Please know first of all that I "feel her pain!" My 7 year old boy can go around 7 days at a time without wetting, but then will wet several nights in a row. There was a time when he wet every night. This is kind of a long response - I hope it's helpful.
The first thing to do is consult the pediatrician to make sure there is no physical reason for her wetting. If not, just know that some kids do this and sometimes it is an inherited tendency, and the current thinking is to treat it matter of factly and not use punishment or reward - it is usually a physical maturity thing that has to do with deep sleep and the brain/bladder connection (as children grow, the pituitary gland begins to put out a hormone at night to decrease urine production).
For the daytime accidents, she can be taught with a reward system to increase awareness and going to the bathroom regularly - that is usually a different and separate issue but sometimes will help resolve the nighttime wetting, at least to some extent.

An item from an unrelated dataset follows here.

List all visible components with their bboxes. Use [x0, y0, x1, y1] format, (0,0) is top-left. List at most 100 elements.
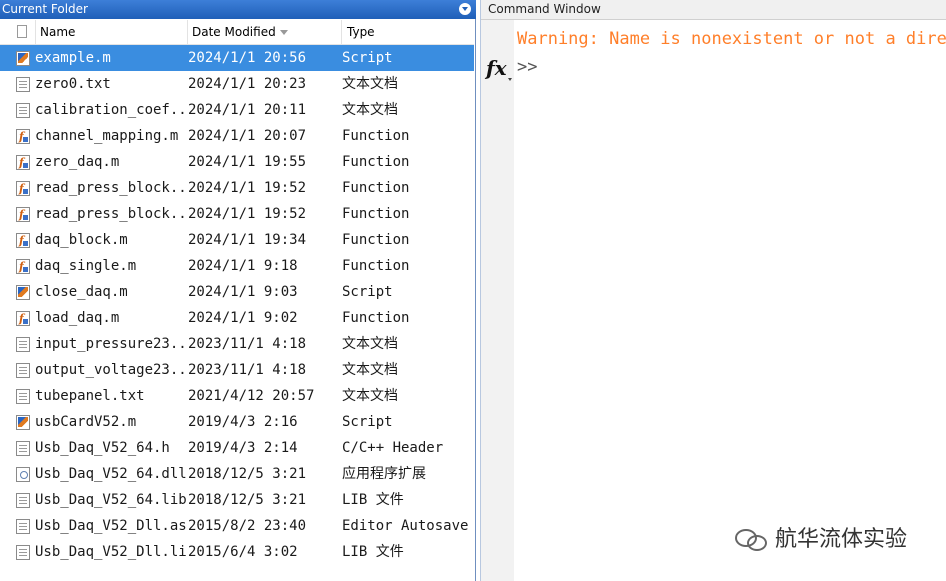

To survive this phase, I have bought several waterproof pads that cover the sheets so that worst case most days all I have to do is wash the pad and blanket and whatever else (I throw EVERYTHING in the wash including stuffed animals, yes even beanie babies). The bedwetting store online has terrific pads that my child is comfortable sleeping on (they have different sizes & I use the "tuck-ins"). They are expensive but regular stores do not have large enough pads, and their pads slide around. I have wrapped his mattress in a zipper vinyl covering (can get them at a place like Bed Bath Beyond). Then I put a regular mattress pad over that because these things can be hot for sleeping, a waterproof pad over that, then the fitted sheet. While this sounds like overkill, it saves on time and laundry depending on the extent of wetting. He also has a vinyl pillow because sometimes he wets enough to soak the pillow case. We don't use the alarms because if getting soaked doesn't wake her up, an alarm probably won't - and most of my friends did not have success with them.
My son only sleeps with a blanket for the season and as small a one as possible at that - I do not do the whole bed making hospital corner thing, WAY too frustrating.
I've taught my son, who usually wakes in the middle of the night to a soaked pad and blanket, to take the wet things off the bed himself and put them in a basket by his bed (well usually it's the floor coz we have hardwood and it's old and not recently finished so I don't care). We abandoned pull-ups when he was 5 because they didn't help at all, he'd leak right out of them and it was a waste of money.
So that's my 50 cents - good luck to you and your daughter! I know it's frustrating and I am always behind on laundry; this too shall pass.